Of course, there is nothing to stop an author from selling the copyright. If that is part of his contract with a publisher, then that is a matter between the two parties, but it is not the default position.

S


----------



## JakeS (2 May 2013)

Steve Maskery":ocz8vcot said:


> But as I was a freelancer, with no contract of employment, then I retain the copyright for 70 years.



Noting that had your contract to produce the freelance work stated that the commissioner owned the copyrights, that's also above board - it's not uncommon at all for freelancers (at least in other fields) to do creative work for hire which they don't retain any rights to.




My understanding is that the owners of archive.org actually do very little curating of the content they host; it's asserted by whoever uploads it that the material is licensed in such a way to be legal to distribute freely, and it's then left up to the actual owners to contest it if they want it taken down.

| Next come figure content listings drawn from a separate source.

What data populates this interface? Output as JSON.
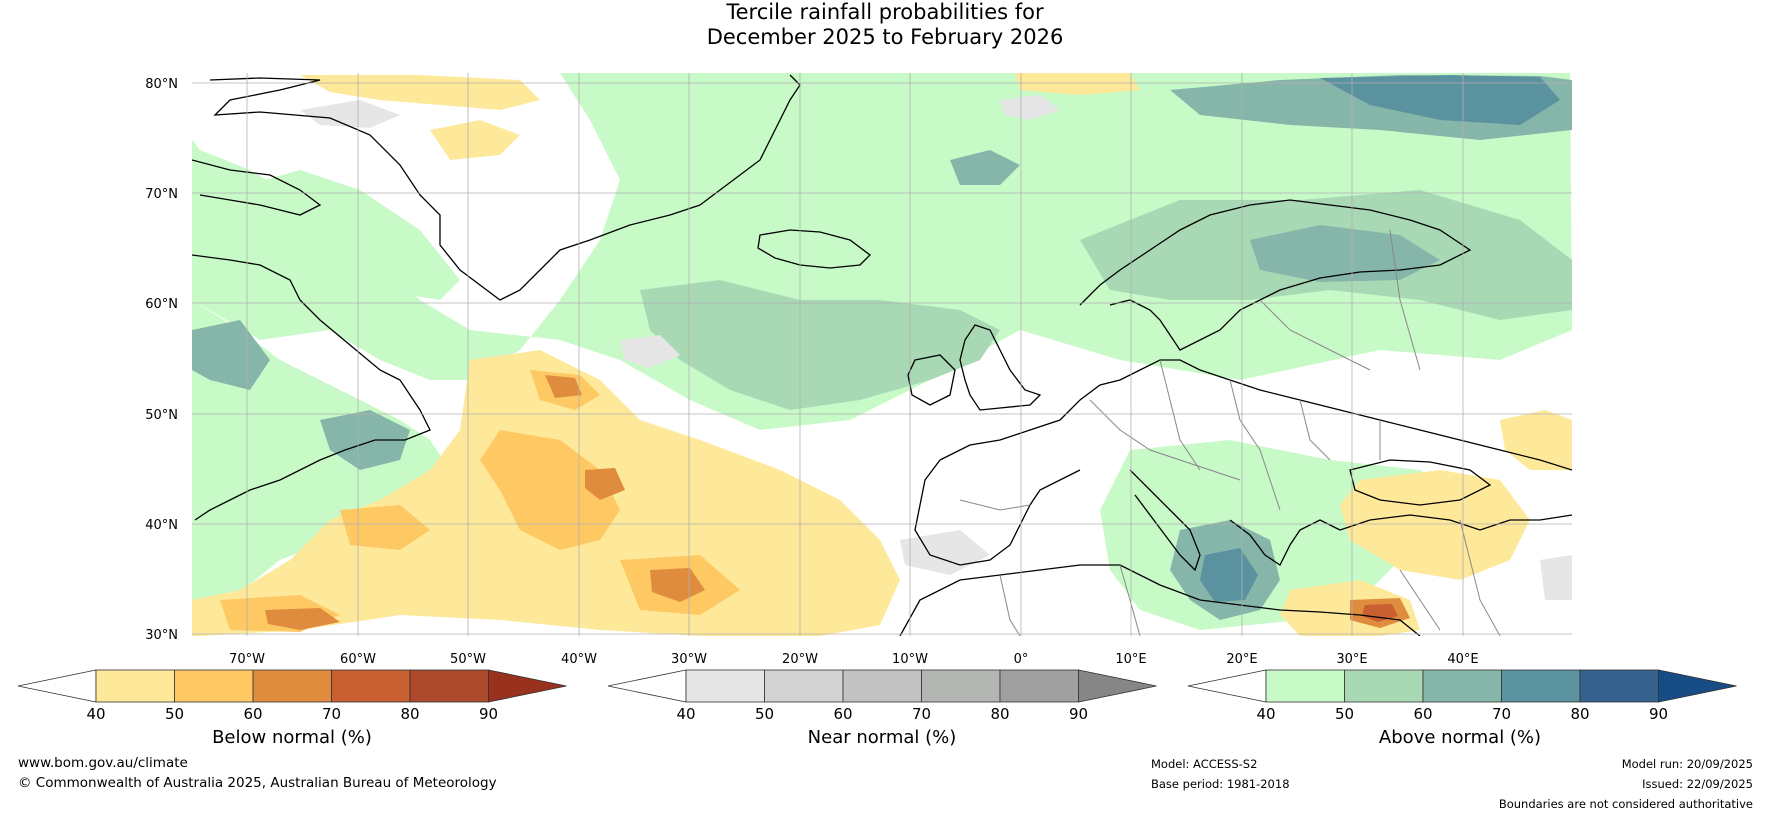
{
  "title_line1": "Tercile rainfall probabilities for",
  "title_line2": "December 2025 to February 2026",
  "lat_labels": [
    "80°N",
    "70°N",
    "60°N",
    "50°N",
    "40°N",
    "30°N"
  ],
  "lon_labels": [
    "70°W",
    "60°W",
    "50°W",
    "40°W",
    "30°W",
    "20°W",
    "10°W",
    "0°",
    "10°E",
    "20°E",
    "30°E",
    "40°E"
  ],
  "colorbars": [
    {
      "label": "Below normal (%)",
      "ticks": [
        "40",
        "50",
        "60",
        "70",
        "80",
        "90"
      ],
      "colors": [
        "#ffffff",
        "#fee99a",
        "#fec863",
        "#df8c3e",
        "#c86032",
        "#ae4a2c",
        "#98321f"
      ]
    },
    {
      "label": "Near normal (%)",
      "ticks": [
        "40",
        "50",
        "60",
        "70",
        "80",
        "90"
      ],
      "colors": [
        "#ffffff",
        "#e6e6e6",
        "#d3d3d3",
        "#c2c2c2",
        "#b4b6b3",
        "#a0a0a0",
        "#868686"
      ]
    },
    {
      "label": "Above normal (%)",
      "ticks": [
        "40",
        "50",
        "60",
        "70",
        "80",
        "90"
      ],
      "colors": [
        "#ffffff",
        "#c8fac8",
        "#a8d8b4",
        "#86b6aa",
        "#5b929f",
        "#36618f",
        "#174c84"
      ]
    }
  ],
  "footer": {
    "website": "www.bom.gov.au/climate",
    "copyright": "© Commonwealth of Australia 2025, Australian Bureau of Meteorology",
    "model": "Model: ACCESS-S2",
    "base_period": "Base period: 1981-2018",
    "model_run": "Model run: 20/09/2025",
    "issued": "Issued: 22/09/2025",
    "disclaimer": "Boundaries are not considered authoritative"
  },
  "colors": {
    "gridline": "#b0b0b0",
    "coast": "#000000",
    "border": "#888888"
  }
}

If you want to be sure that this FWW archive is above-board, I think you'll have to contact the publisher and ask.


----------



## Steve Maskery (2 May 2013)

As I say, that is the default position and an author can sign away his rights if he wants to do so.
No-one has been able to produce a contract stating otherwise. Personally I have no recollection of signing any contract at all back then, although that doesn't mean I didn't. But I don't have a copy, Future doesn't have a copy and My Time Media doesn't have a copy either, so there is certainly no evidence that I signed anything away. 
I do remember a conversation with Pete Martin, in which he told me that Future had exclusive rights for 6 months (this was to stop me selling the same article to multiple mags at the same time - perfectly fair enough) but thereafter I could do with it what I liked, and I have found several people from that time who have similar, if rather vague, recollections. So there must have been some sort of policy, but that doesn't change the law.
Anyway, as I say, I believe that is now settled.

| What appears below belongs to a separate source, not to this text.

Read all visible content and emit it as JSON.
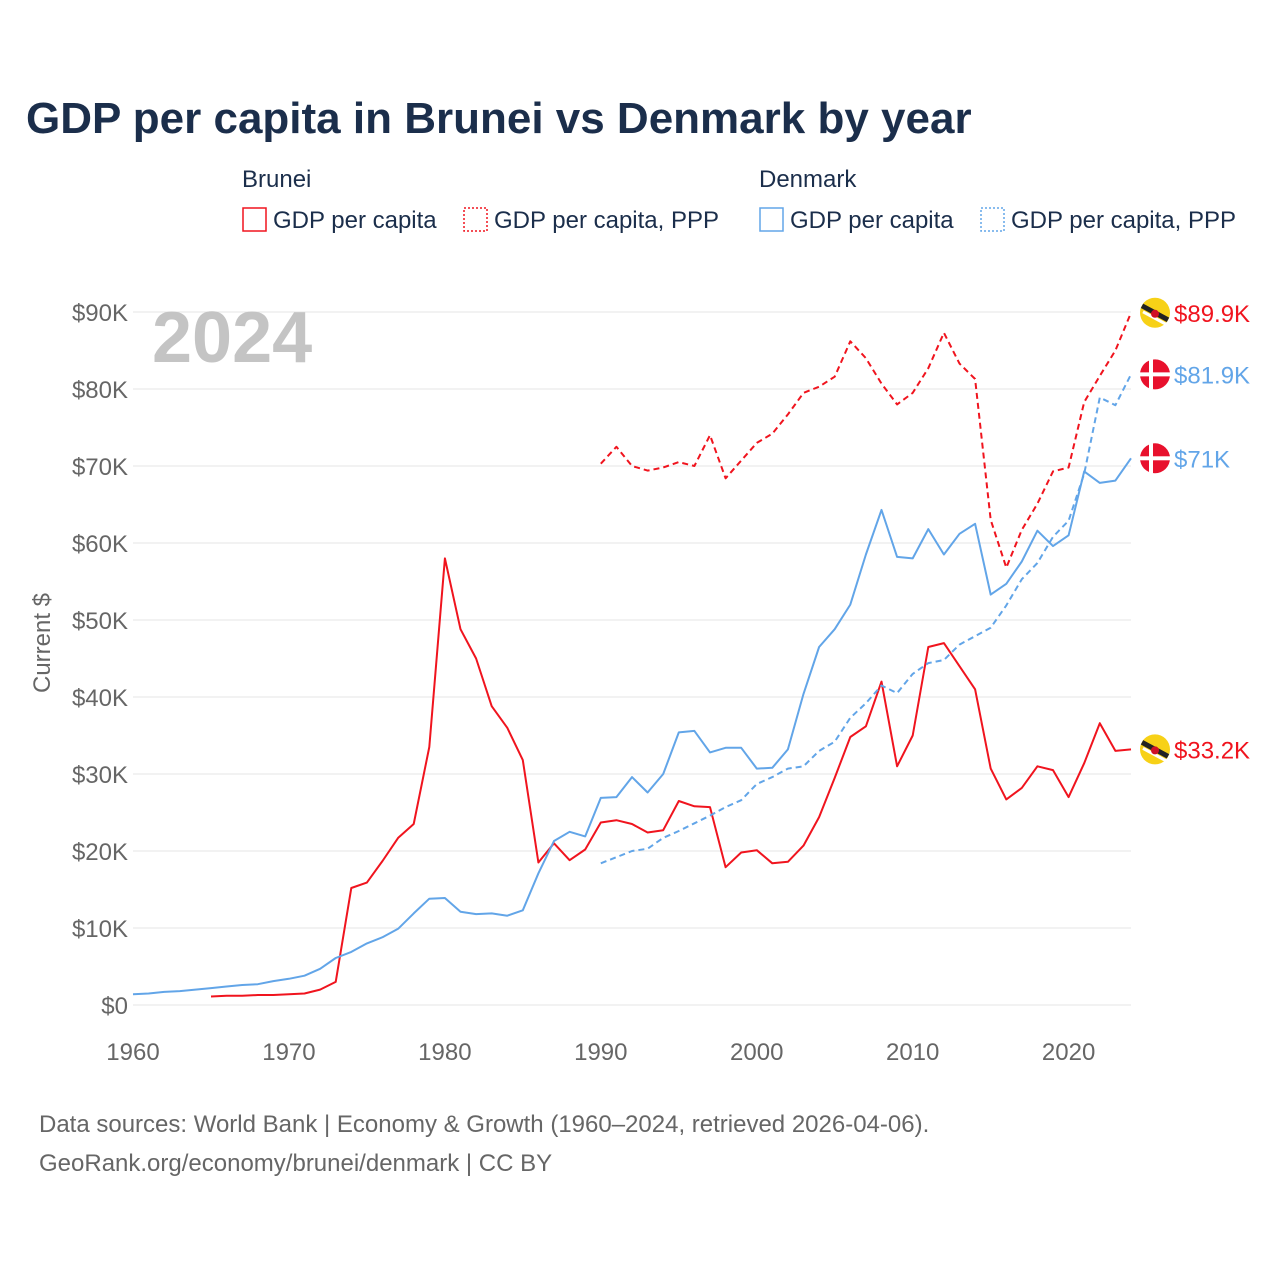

I really would like to know what the situation is here, because if it is legit I'd like to download the lot! But if it isn't, I want nothing to do with it and I don't think we should be discussing it here.

S


----------



## AndyT (2 May 2013)

As I said at the start, I thought this must be legit or I would not have posted, but now I start to think I may have been too naive. I've contacted Taunton Press through their website and will report back on their answer.
If the mods prefer to remove all references now I quite understand.


----------



## Steve Maskery (2 May 2013)

Thank you, Andy.
S


----------



## Random Orbital Bob (2 May 2013)

Just anecdotaly (because clearly the specifics arent known yet)....I would be very surprised indeed if a well known publisher that currently has a price list with those products still listed.....was allowing them to be distributed free...digitally. That would be a business whose core activity is producing intellectual property to publish.

Conversely, if someone had illegally uploaded the same copyrighted material to the internet....I wouldnt be remotely surprised. Rule of thumb from the world of IT....if something is available on the Internet thats too good to be true....it probably is!


----------



## Charlie Woody (8 May 2013)

Guys
I have emailed Taunton Press and their reply was "..... I brought this site to the attention of our legal department and it turns out they are infringing on our copyright policies by posting this material......"

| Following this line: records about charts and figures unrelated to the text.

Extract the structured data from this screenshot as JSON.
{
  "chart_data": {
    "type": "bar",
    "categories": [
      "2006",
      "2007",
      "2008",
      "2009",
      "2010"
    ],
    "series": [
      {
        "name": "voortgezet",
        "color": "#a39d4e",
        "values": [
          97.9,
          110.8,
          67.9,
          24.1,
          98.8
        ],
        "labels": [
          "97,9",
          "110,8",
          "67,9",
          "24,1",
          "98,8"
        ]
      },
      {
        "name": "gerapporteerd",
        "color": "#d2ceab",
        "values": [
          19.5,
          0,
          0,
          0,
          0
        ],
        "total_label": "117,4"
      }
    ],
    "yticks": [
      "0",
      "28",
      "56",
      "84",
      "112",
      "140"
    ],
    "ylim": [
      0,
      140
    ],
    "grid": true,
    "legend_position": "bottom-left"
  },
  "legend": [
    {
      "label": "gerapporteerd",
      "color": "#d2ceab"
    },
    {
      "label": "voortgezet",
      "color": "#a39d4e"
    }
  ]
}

So as others suspected this was an illegal site. It's so easy to get caught out by these sites and if they continue to prosper they will only do great harm to the creators of the original articles in the long term.


----------



## Random Orbital Bob (8 May 2013)

Ooh....theres a surprise....fancy...illegal content on the internet...surely not


----------



## Steve Maskery (8 May 2013)

OK, so now we have established that, may I make a suggestion?
As a responsible forum, perhaps we should ask one of the mods to remove all the links in this thread which point to the illegal site. There is no need to remove the whole discussion, it's been proper and constructive, as far as I can see. But we shouldn't be promoting this sort of activity so I think removing the direct references to it would be helpful.
S


----------



## AndyT (8 May 2013)

I've not yet had a reply to the similar enquiry I sent to Taunton Press but I agree - let's remove all links - and I apologise to all for letting my enthusiasm get the better of my normal level of scepticism.


----------



## Charlie Woody (8 May 2013)

Andy

Don't be too hard on your self as it was a very "genuine" looking site. You were only trying to help other members, so no need to apologise.


----------



## Chippymint (10 Feb 2019)

Hi - I tried to get at this information but the url link(s) seem to not be there anymore and I tried to get into the forum link and it says I'm not authorised (how do you get authorised?)

any help would be appreciated - 

thanks


----------



## AndyT (10 Feb 2019)

Read the thread!
It's copyright material which should not have been freely available. If you want it, buy a subscription from Fine Woodworking.


----------



## marcros (10 Feb 2019)

If you do want it, you need the correct subscription to fine woodworking. Subscribing to the digital magazine will only get you access to the magazine's from the date you have subscribed onwards. Excellent value at £20 per year. The archive subscription is more. I don't have it so no idea on price.


----------



## fezman (10 Feb 2019)

It's $99 for the year for everything, or $10 per month. 

I also subscribe to the digital version only - well worth the money.


----------



## marcros (10 Feb 2019)

Also, whilst I think. I subscribed a couple of months ago. At that time, you had to do it through iTunes or play store for the online magazine. They had not sorted the Taunton site for eu gdpr compliance. May have changed since.


----------